SENTENCIA
CONSTITUCIONAL PLURINACIONAL 0360/2024-S2
Tribunal Constitucional Plurinacional de Bolivia

SENTENCIA CONSTITUCIONAL PLURINACIONAL 0360/2024-S2

Fecha: 11-Jul-2024

III. FUNDAMENTOS JURÍDICOS DEL FALLO

El accionante denuncia la vulneración de su derecho a la petición; puesto que, el Director ahora accionado no dio respuestas escritas a sus memoriales de 27 y 30 de septiembre y 5 de octubre, todos de 2022, en los cuales denunció hechos irregulares y contrarios a la ley y, elevó “otras solicitudes”, a raíz de un hecho de tránsito -colisión- con un funcionario policial afectado y con quien habría suscrito un acuerdo, efecto de la presión -policial- cuando se encontraba arrestado, medida que además excedió las ocho horas, incumpliendo dicho afectado el referido acuerdo, y más bien se encuentra hostigado por el nombrado y su esposa a objeto de obtener una indemnización económica que no es correcta. ya que existe un seguro que corrió con los gastos; además de otras irregularidades que se suscitaron en sede policial como la prueba test de alcoholemia que habría sido fraguada, lo cual incluso conllevaría en actos tipificados como delitos penales; sin que, -reitera- sus peticiones hubiesen sido respondidas de forma “escriturada” por la autoridad accionada.

En consecuencia, corresponde en revisión, verificar si tales extremos son evidentes a fin de conceder o denegar la tutela solicitada.

III.1. El derecho a la petición y la pretensión contenida en un proceso administrativo

Al respecto, la SCP 0285/2022-S3 de 20 de abril, asumiendo los entendimientos desarrollados por la jurisprudencia constitucional sobre este tópico, sostuvo que: «Sobre el particular, la SCP 0249/2017-S3 de 27 de marzo, recogiendo el lineamiento jurisprudencial contenido en la SCP 0416/2016-S3 de 6 de abril, estableció que: “Un elemento de transcendental importancia en el ámbito jurídico es sin duda el petitorio pues en el ámbito procesal delimita el accionar de las autoridades judiciales o administrativas que están obligadas a resolver los recursos o impugnaciones conforme a lo solicitado, caso contrario se produce una decisión ultra o infra petita.
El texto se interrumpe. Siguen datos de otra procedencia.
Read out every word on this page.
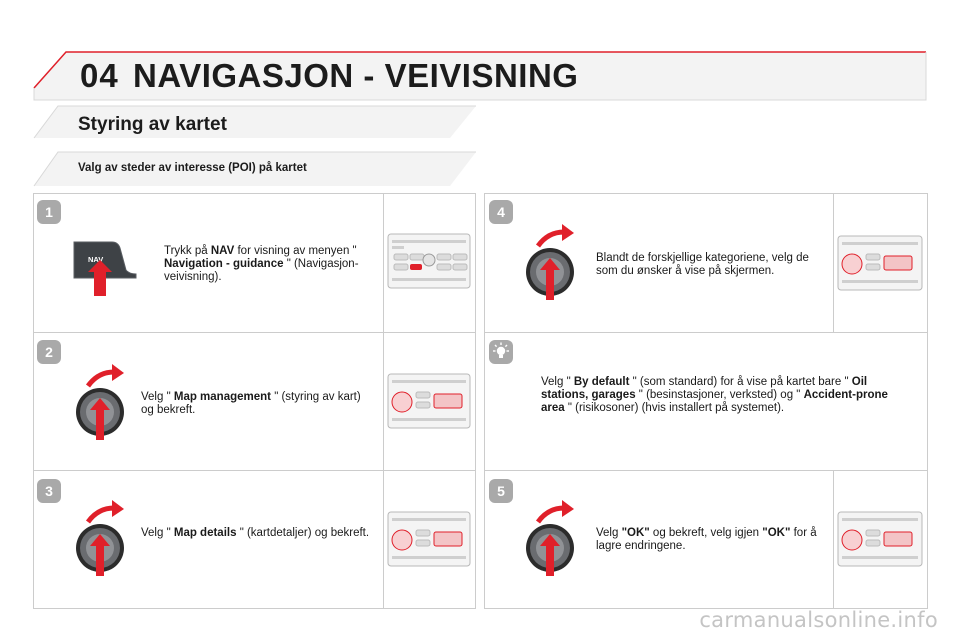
04 NAVIGASJON - VEIVISNING
Styring av kartet
Valg av steder av interesse (POI) på kartet
1
NAV
Trykk på NAV for visning av menyen " Navigation - guidance " (Navigasjon-veivisning).
2
Velg " Map management " (styring av kart) og bekreft.
3
Velg " Map details " (kartdetaljer) og bekreft.
4
Blandt de forskjellige kategoriene, velg de som du ønsker å vise på skjermen.
Velg " By default " (som standard) for å vise på kartet bare " Oil stations, garages " (besinstasjoner, verksted) og " Accident-prone area " (risikosoner) (hvis installert på systemet).
5
Velg "OK" og bekreft, velg igjen "OK" for å lagre endringene.
carmanualsonline.info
Sin embargo, debido a que puede confundirse con el derecho de petición pura y llana corresponde diferenciarla.

En ese sentido, en toda impugnación existe una petición, que -dentro de un proceso- forma parte de la pretensión pero no toda petición involucra una impugnación. Así, en materia administrativa, el recurso de impugnación surge contra la decisión de la administración pública, en el que el administrado se sujeta a un procedimiento pre-establecido, en cambio en el derecho de petición no requiere la existencia de un proceso administrativo, debido a que tiene una autonomía propia, siendo únicamente exigible la identificación del peticionante para su procedencia, así lo determina el art. 24 de la CPE ‘Toda persona tiene derecho a la petición de manera individual o colectiva, sea oral o escrita, y a la obtención de respuesta formal y pronta. Para el ejercicio de este derecho no se exigirá más requisito que la identificación del peticionario’.
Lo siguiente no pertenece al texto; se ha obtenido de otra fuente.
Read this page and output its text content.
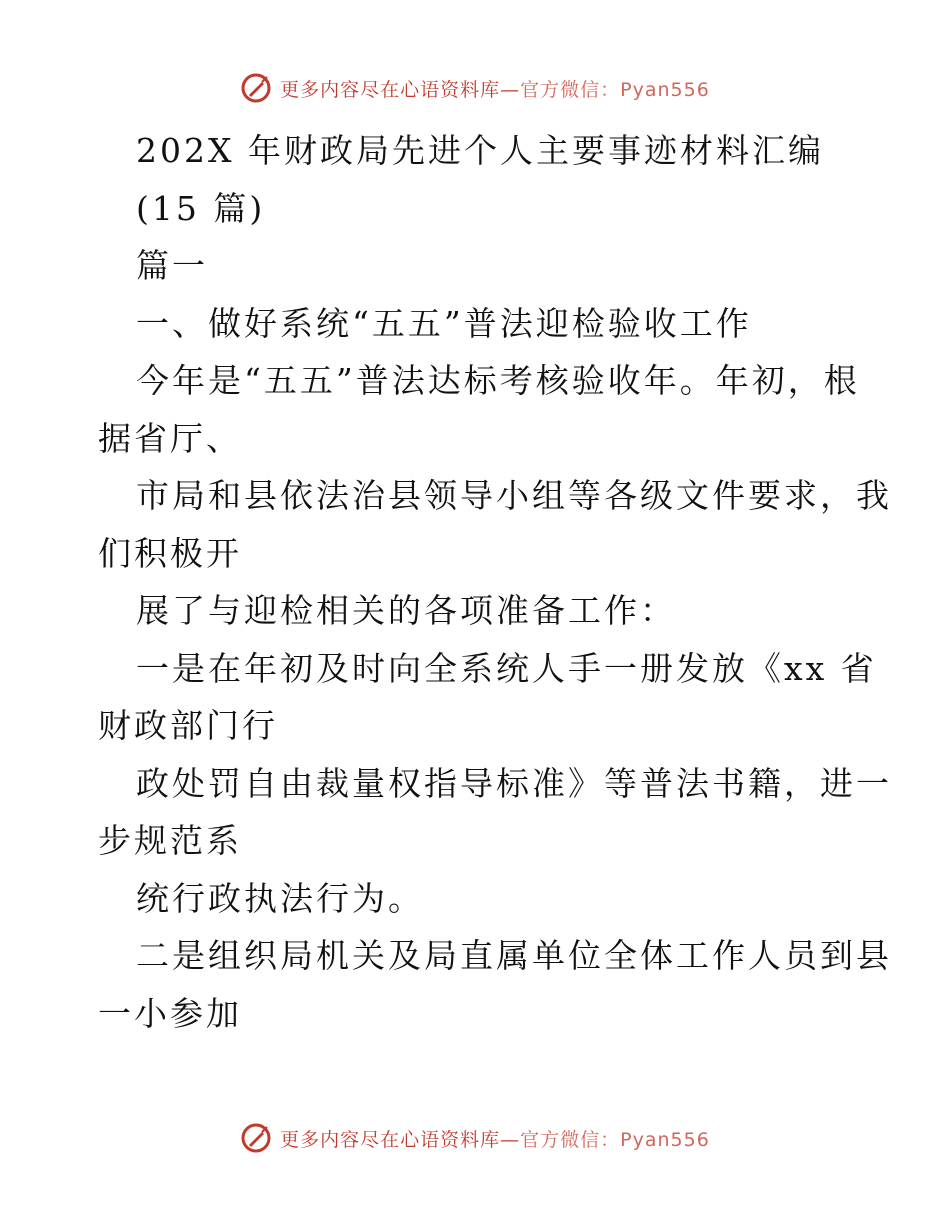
更多内容尽在心语资料库—官方微信：Pyan556
202X 年财政局先进个人主要事迹材料汇编
(15 篇)
篇一
一、做好系统“五五”普法迎检验收工作
今年是“五五”普法达标考核验收年。年初，根
据省厅、
市局和县依法治县领导小组等各级文件要求，我
们积极开
展了与迎检相关的各项准备工作：
一是在年初及时向全系统人手一册发放《xx 省
财政部门行
政处罚自由裁量权指导标准》等普法书籍，进一
步规范系
统行政执法行为。
二是组织局机关及局直属单位全体工作人员到县
一小参加
更多内容尽在心语资料库—官方微信：Pyan556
Los contrastes antes referidos advierten claramente una diferenciación entre el derecho de petición y la pretensión que puede contener una demanda o un recurso de impugnación dentro un proceso administrativo; mientras la primera es un derecho autónomo que se protege de manera directa vía acción de amparo constitucional ante su vulneración, con excepción claro está, en casos en que la administración de la entidad, haya establecido procedimiento para el tratamiento del derecho de petición, en este último corresponde previamente observar la misma; en el segundo caso, es decir, cuando se trata de una pretensión dentro un proceso administrativo corresponde que tanto los plazos como la pretensión misma sea tratada de acuerdo a procedimiento, en observancia de los elementos del debido proceso; en consecuencia, no puede ser tratada con los alcances del derecho de petición, sino, corresponde que el procedimiento administrativo sea observado con todo lo que incumbe: plazos y etapas procesales establecidas en la misma, regulados bajo la garantía del debido proceso”.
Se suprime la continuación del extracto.